Between the advent of Hadoop and the rise of the cloud, there not only is more data than ever to manage, but that data is more distributed than ever. But as Hadoop deployments begin to shift into the cloud, it is starting to look as though there soon might be a lot more Big Data deployments on public cloud computing platforms.
With that issue in mind Dataguise, a provider of data governance software optimized for Big Data environments, today announced it is extending its DgSecure platform to support deployments of Hadoop in the cloud. As part of the effort, Dataguise is also announcing that Altiscale and Qubole, two providers of Big Data platforms in the cloud, have joined the Dataguise Big Data Protection Partner Program, which already include Cloudera, Hortonworks, MapR and Amazon Web Services.
Dataguise CEO Manmeet Singh said next up Dataguise plans to add support for other types of NoSQL databases, including Cassandra and MongoDB.
All told, the amount of data flowing into all these Big Data platforms is creating a major management challenge for IT organizations. With vast amounts of data both inside and out of the enterprise, managing all that data is creating an opportunity for managed service providers. While there is no shortage of data management and governance platforms, Singh contended, none of them are optimized to handle the complexity of Big Data environments.
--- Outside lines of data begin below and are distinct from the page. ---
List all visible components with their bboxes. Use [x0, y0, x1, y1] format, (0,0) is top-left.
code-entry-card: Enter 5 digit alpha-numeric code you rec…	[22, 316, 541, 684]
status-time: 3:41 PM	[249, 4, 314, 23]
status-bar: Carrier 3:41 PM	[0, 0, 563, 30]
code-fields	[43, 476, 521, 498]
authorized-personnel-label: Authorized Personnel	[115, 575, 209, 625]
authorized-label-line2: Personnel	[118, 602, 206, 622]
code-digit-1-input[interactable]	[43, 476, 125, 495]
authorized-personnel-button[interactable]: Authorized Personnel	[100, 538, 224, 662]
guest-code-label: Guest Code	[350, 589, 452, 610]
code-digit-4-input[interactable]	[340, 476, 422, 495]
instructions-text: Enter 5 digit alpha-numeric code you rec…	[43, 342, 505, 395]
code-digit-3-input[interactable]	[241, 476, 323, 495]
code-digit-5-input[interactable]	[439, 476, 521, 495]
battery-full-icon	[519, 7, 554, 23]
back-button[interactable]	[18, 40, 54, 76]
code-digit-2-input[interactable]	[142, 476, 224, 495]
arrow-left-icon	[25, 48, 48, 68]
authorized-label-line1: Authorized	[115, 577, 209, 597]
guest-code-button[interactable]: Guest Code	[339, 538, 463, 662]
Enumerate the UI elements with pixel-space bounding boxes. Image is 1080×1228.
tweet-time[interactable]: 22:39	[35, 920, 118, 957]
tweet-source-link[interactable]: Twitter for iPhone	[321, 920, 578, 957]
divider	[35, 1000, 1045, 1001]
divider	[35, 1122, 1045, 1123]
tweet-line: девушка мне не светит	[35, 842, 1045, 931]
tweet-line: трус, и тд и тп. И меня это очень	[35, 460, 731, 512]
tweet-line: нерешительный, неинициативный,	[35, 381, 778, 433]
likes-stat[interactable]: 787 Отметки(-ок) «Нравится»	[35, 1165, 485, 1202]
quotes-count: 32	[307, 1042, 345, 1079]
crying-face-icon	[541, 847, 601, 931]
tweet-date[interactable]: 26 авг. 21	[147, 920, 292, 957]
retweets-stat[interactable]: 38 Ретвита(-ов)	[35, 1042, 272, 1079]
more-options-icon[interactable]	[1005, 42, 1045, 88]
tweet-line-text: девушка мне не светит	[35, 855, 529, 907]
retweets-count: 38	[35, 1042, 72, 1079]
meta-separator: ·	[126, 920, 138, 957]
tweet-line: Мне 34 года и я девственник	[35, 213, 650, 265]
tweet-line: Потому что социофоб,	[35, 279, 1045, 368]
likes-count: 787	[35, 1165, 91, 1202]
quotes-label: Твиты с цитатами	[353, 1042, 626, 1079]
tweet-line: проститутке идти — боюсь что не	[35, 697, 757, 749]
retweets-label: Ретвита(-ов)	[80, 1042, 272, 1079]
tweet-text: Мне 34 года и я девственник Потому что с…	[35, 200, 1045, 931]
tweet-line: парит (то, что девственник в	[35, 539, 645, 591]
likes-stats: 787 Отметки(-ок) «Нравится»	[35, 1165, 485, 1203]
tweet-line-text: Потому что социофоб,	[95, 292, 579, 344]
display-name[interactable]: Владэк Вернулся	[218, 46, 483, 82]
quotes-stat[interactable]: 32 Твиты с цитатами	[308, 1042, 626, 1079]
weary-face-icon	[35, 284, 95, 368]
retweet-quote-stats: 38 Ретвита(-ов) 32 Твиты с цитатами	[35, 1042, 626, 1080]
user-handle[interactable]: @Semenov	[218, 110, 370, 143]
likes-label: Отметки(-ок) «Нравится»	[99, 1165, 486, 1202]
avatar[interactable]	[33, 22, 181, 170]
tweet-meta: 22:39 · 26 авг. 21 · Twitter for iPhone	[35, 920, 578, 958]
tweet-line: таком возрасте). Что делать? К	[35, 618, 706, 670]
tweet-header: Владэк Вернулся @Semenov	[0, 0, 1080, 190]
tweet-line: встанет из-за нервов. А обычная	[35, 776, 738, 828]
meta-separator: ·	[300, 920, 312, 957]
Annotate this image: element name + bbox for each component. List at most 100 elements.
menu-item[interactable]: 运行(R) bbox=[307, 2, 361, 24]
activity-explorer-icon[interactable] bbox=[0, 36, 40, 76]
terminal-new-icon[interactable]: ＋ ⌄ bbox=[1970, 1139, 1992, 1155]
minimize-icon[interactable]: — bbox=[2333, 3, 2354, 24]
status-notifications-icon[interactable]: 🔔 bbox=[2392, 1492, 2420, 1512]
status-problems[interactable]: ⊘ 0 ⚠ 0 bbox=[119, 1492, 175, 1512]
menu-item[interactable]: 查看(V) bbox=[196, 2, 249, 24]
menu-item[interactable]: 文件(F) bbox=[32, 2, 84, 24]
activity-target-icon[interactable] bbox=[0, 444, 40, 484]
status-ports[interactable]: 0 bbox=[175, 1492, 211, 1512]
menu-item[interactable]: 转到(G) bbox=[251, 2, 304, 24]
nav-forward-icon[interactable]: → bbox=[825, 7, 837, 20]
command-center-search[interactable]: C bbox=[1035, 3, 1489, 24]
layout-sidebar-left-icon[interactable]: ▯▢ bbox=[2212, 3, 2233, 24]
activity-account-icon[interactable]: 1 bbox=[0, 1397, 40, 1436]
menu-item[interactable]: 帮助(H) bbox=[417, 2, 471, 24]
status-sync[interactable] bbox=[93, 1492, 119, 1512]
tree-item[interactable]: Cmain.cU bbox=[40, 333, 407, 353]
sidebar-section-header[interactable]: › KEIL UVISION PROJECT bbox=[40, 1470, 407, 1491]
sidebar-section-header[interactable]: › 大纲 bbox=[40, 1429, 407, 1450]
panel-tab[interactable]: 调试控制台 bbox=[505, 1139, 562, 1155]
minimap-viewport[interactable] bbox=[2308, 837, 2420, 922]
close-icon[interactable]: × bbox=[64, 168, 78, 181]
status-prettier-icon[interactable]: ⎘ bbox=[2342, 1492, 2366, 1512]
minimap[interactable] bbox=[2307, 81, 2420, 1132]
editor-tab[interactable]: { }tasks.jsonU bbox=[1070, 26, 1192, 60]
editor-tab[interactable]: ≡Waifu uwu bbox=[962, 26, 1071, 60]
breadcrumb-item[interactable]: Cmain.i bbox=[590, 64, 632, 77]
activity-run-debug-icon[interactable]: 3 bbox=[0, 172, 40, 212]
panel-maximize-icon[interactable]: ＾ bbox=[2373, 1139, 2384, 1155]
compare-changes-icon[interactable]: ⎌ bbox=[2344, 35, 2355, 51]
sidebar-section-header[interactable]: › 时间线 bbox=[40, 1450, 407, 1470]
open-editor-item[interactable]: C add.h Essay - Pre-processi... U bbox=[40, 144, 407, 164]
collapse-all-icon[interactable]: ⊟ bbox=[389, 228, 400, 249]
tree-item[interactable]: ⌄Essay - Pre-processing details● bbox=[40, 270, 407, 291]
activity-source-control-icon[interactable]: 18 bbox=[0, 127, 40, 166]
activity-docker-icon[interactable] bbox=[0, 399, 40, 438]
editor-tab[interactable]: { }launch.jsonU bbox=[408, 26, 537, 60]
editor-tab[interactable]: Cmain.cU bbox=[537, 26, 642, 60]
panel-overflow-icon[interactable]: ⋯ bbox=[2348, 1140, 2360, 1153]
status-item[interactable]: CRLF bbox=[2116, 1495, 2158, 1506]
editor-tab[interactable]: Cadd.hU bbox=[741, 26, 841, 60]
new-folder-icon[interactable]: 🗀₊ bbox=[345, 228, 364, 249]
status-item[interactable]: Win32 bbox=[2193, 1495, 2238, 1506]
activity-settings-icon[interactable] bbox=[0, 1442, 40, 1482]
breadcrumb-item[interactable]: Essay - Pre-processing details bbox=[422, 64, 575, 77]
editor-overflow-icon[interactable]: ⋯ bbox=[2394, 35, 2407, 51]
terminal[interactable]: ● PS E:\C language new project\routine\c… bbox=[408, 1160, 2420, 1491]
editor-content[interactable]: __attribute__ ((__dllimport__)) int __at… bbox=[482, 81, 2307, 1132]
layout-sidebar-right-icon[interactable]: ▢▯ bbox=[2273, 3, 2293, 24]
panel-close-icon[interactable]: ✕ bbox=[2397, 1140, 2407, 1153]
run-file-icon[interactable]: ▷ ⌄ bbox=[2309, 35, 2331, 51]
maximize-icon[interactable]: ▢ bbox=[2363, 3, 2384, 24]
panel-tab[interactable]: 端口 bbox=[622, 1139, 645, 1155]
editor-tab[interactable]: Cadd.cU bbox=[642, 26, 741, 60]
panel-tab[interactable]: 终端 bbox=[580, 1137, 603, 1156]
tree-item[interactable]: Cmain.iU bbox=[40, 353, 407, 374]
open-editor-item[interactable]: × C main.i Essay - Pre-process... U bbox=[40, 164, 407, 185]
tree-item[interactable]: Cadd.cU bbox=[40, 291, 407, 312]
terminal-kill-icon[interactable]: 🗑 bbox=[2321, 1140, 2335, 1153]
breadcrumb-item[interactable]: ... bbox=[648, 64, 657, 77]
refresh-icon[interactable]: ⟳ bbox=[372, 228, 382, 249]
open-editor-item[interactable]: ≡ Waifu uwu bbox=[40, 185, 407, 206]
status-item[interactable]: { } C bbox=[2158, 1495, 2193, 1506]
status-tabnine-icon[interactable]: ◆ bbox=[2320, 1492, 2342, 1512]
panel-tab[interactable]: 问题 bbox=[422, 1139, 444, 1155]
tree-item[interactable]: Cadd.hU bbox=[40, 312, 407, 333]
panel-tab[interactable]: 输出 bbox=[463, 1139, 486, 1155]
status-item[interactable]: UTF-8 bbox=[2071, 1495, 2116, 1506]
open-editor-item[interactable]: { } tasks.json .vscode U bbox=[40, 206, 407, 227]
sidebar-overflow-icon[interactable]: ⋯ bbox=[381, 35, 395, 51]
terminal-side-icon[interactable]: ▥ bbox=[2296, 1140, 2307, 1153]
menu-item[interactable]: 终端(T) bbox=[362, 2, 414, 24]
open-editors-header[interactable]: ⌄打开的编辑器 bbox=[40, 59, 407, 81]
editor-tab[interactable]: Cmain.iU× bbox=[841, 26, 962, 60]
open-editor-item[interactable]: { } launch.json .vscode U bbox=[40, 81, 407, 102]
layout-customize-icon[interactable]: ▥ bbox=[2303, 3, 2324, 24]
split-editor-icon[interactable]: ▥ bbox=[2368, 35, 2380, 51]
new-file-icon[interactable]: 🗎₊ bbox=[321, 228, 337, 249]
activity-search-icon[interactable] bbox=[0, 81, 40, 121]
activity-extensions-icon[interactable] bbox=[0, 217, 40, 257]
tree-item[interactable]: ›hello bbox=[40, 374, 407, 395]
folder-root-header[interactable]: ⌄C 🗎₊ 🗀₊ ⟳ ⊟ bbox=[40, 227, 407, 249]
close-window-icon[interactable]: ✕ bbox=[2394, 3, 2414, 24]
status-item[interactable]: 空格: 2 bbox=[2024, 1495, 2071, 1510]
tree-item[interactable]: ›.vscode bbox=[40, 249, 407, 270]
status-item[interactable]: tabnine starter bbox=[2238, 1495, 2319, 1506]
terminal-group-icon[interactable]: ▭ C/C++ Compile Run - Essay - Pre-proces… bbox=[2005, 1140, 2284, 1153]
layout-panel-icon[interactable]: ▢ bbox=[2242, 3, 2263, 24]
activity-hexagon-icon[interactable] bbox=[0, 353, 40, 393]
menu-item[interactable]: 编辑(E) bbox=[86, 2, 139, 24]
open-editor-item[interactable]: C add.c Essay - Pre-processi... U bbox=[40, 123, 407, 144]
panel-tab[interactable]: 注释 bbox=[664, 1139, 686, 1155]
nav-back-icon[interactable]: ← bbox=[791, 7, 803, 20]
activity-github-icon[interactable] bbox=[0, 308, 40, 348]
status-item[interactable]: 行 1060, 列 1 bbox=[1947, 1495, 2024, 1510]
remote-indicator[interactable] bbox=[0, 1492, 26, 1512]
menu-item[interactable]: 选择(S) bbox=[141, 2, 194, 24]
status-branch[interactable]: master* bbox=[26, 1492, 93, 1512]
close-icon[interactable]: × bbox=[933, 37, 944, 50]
For example, Singh said DgSecure not only makes it simpler to govern all the data, it also provides data discovery tools that help identify what data is the most sensitive from a business process perspective. For example, DgSecure can identify what data may be personally identifiable information, automatically encrypt it, and then enable policies to be defined to specifically manage it.
Previously, noted Singh, the application of encryption would have been an all-or-nothing proposition when in reality only 3 percent to 5 percent of most enterprise data actually needs to be encrypted.
In terms of managed services, data management clearly represents a major new opportunity for IT services providers, especially as the amount of data being stored in multiple Big Data platforms exceeds both the capacity and skillset of the internal IT organization to cope with.
Of course, there’s no doubt at the moment that majority of Big Data platforms are being deployed on premise. But as IT organizations become more cognizant of the cost of storing all that data locally, a lot more of them are going to be looking for ways to deploy those platforms in cloud where the cost of storage is already approach pennies per Gigabyte.